Jadi, silahkan pahami dulu materi ini yaa.
A. Bentuk Negara
Pasal 1 UUD 1945 berserta penjelasannya berbunyi :
- Negara Indonesia ialah Negara Kesatuan, yang berbentuk Republik.
- Kedaulatan adalah ditangan rakyat, dan dilakukan sepenuhnya oleh majelis permusyawaratn rakyat.
“Menetapkan bentuk negara kesatuan dan republik, mengandung isi pokok pikiran kedaulatan rakyat. Majelis Permusyawaratan Rakyat, ialah penyelenggara negara yang tertinggi. Majelis ini dianggap sebagai penjelamaan rakyat, yang memegang kedaulatan negara”.
UUD 1945 baik dalam pembukaan maupun dalam Batang Tubuhnya pada pasal 1 ayat (1) tidak menunjukkan adanya persamaan pengertian dalam menggunakan istilah bentuk negara. Dalam Pembukaannya dinyatakan sebagai berikut:
“………, maka disusunlah kemerdekaan kebangsaan Indonesia itu dalam suatu Undang-Undang Dasar Negara Indonesia yang terbentuk dalam susunan Negara Republik Indonesia yang berkedaulatan rakyat dengan berdasarkan kepada …..”
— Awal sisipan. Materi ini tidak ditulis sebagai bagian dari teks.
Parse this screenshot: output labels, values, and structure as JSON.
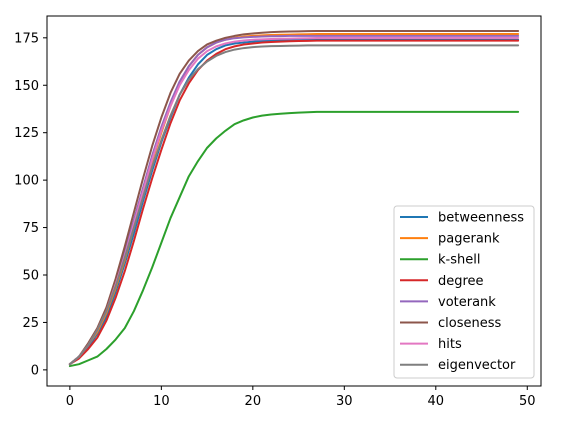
{
  "chart_data": {
    "type": "line",
    "title": "",
    "xlabel": "",
    "ylabel": "",
    "xlim": [
      -2.5,
      51.5
    ],
    "ylim": [
      -8.5,
      186.5
    ],
    "xticks": [
      0,
      10,
      20,
      30,
      40,
      50
    ],
    "yticks": [
      0,
      25,
      50,
      75,
      100,
      125,
      150,
      175
    ],
    "grid": false,
    "legend_position": "lower-right",
    "x": [
      0,
      1,
      2,
      3,
      4,
      5,
      6,
      7,
      8,
      9,
      10,
      11,
      12,
      13,
      14,
      15,
      16,
      17,
      18,
      19,
      20,
      21,
      22,
      23,
      24,
      25,
      26,
      27,
      28,
      29,
      30,
      31,
      32,
      33,
      34,
      35,
      36,
      37,
      38,
      39,
      40,
      41,
      42,
      43,
      44,
      45,
      46,
      47,
      48,
      49
    ],
    "series": [
      {
        "name": "betweenness",
        "color": "#1f77b4",
        "values": [
          3,
          7,
          12,
          19,
          28,
          41,
          56,
          72,
          89,
          105,
          120,
          133,
          145,
          154,
          161,
          166,
          169,
          171,
          172,
          172.5,
          173,
          173.3,
          173.5,
          173.6,
          173.7,
          173.8,
          173.9,
          174,
          174,
          174,
          174,
          174,
          174,
          174,
          174,
          174,
          174,
          174,
          174,
          174,
          174,
          174,
          174,
          174,
          174,
          174,
          174,
          174,
          174,
          174
        ]
      },
      {
        "name": "pagerank",
        "color": "#ff7f0e",
        "values": [
          3,
          7,
          13,
          20,
          30,
          43,
          58,
          75,
          93,
          110,
          125,
          139,
          151,
          160,
          166,
          170,
          172.5,
          174,
          175,
          175.6,
          176,
          176.3,
          176.5,
          176.6,
          176.7,
          176.8,
          176.9,
          177,
          177,
          177,
          177,
          177,
          177,
          177,
          177,
          177,
          177,
          177,
          177,
          177,
          177,
          177,
          177,
          177,
          177,
          177,
          177,
          177,
          177,
          177
        ]
      },
      {
        "name": "k-shell",
        "color": "#2ca02c",
        "values": [
          2,
          3,
          5,
          7,
          11,
          16,
          22,
          31,
          42,
          54,
          67,
          80,
          91,
          102,
          110,
          117,
          122,
          126,
          129.5,
          131.5,
          133,
          134,
          134.6,
          135,
          135.3,
          135.6,
          135.8,
          136,
          136,
          136,
          136,
          136,
          136,
          136,
          136,
          136,
          136,
          136,
          136,
          136,
          136,
          136,
          136,
          136,
          136,
          136,
          136,
          136,
          136,
          136
        ]
      },
      {
        "name": "degree",
        "color": "#d62728",
        "values": [
          3,
          6,
          11,
          17,
          26,
          38,
          52,
          68,
          85,
          101,
          116,
          130,
          142,
          151,
          158,
          163,
          166.5,
          169,
          170.5,
          171.5,
          172,
          172.5,
          172.8,
          173,
          173.2,
          173.3,
          173.4,
          173.5,
          173.5,
          173.5,
          173.5,
          173.5,
          173.5,
          173.5,
          173.5,
          173.5,
          173.5,
          173.5,
          173.5,
          173.5,
          173.5,
          173.5,
          173.5,
          173.5,
          173.5,
          173.5,
          173.5,
          173.5,
          173.5,
          173.5
        ]
      },
      {
        "name": "voterank",
        "color": "#9467bd",
        "values": [
          3,
          7,
          13,
          21,
          32,
          46,
          62,
          79,
          96,
          113,
          128,
          141,
          152,
          160,
          166,
          170,
          172.5,
          174,
          174.8,
          175.2,
          175.5,
          175.7,
          175.8,
          175.9,
          176,
          176,
          176,
          176,
          176,
          176,
          176,
          176,
          176,
          176,
          176,
          176,
          176,
          176,
          176,
          176,
          176,
          176,
          176,
          176,
          176,
          176,
          176,
          176,
          176,
          176
        ]
      },
      {
        "name": "closeness",
        "color": "#8c564b",
        "values": [
          3,
          7,
          14,
          22,
          33,
          48,
          65,
          83,
          101,
          118,
          133,
          146,
          156,
          163,
          168,
          171.5,
          173.5,
          175,
          176,
          176.8,
          177.3,
          177.7,
          178,
          178.2,
          178.3,
          178.4,
          178.5,
          178.6,
          178.6,
          178.6,
          178.6,
          178.6,
          178.6,
          178.6,
          178.6,
          178.6,
          178.6,
          178.6,
          178.6,
          178.6,
          178.6,
          178.6,
          178.6,
          178.6,
          178.6,
          178.6,
          178.6,
          178.6,
          178.6,
          178.6
        ]
      },
      {
        "name": "hits",
        "color": "#e377c2",
        "values": [
          3,
          7,
          13,
          21,
          31,
          45,
          60,
          77,
          94,
          111,
          126,
          139,
          150,
          158,
          164,
          168,
          170.5,
          172,
          173,
          173.6,
          174,
          174.2,
          174.4,
          174.5,
          174.6,
          174.7,
          174.8,
          174.9,
          175,
          175,
          175,
          175,
          175,
          175,
          175,
          175,
          175,
          175,
          175,
          175,
          175,
          175,
          175,
          175,
          175,
          175,
          175,
          175,
          175,
          175
        ]
      },
      {
        "name": "eigenvector",
        "color": "#7f7f7f",
        "values": [
          3,
          7,
          13,
          21,
          31,
          44,
          59,
          75,
          91,
          107,
          121,
          134,
          145,
          153,
          158.5,
          162.5,
          165.5,
          167.5,
          168.8,
          169.6,
          170.1,
          170.4,
          170.6,
          170.7,
          170.8,
          170.9,
          171,
          171,
          171,
          171,
          171,
          171,
          171,
          171,
          171,
          171,
          171,
          171,
          171,
          171,
          171,
          171,
          171,
          171,
          171,
          171,
          171,
          171,
          171,
          171
        ]
      }
    ]
  }
}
Selanjutnya dalam pasal 1 ayat (1) dirumuskan sebagai berikut:
“Negara Indonesia adalah Negara Kesatuan yang berbentuk Republik”
Dari dua ketentuan tersebut di atas orang tidak dapat mengetahui dengan tepat apakah penggunaan istilah bentuk negara itu ditujukan kepada sifat negara Indonesia sebagai Republik ataukah sebagai negara Kesatuan.
Ketentuan yang memuat bentuk negara dan bentuk Pemerintah (pasal 1 ayat 1) ini, cukup ramai diperdebatkan sewaktu disusun oleh B.P.U.P.K. Walaupun pada umumnya anggota B.P.U.P.K. menghendaki bentuk kesatuan dan republik, tetapi ada juga yang menginginkan bentuk kerajaan dan federal.
Dalam Ilmu Negara pengertian tentang bentuk Negara sejak dahulu kala dibagi menjadi dua yaitu: monarchie dan republik.
Untuk menentukan suatu Negara itu berbentuk monarchie dan republik, dalam Ilmu Negara banyak macam ukuran yang dipakai.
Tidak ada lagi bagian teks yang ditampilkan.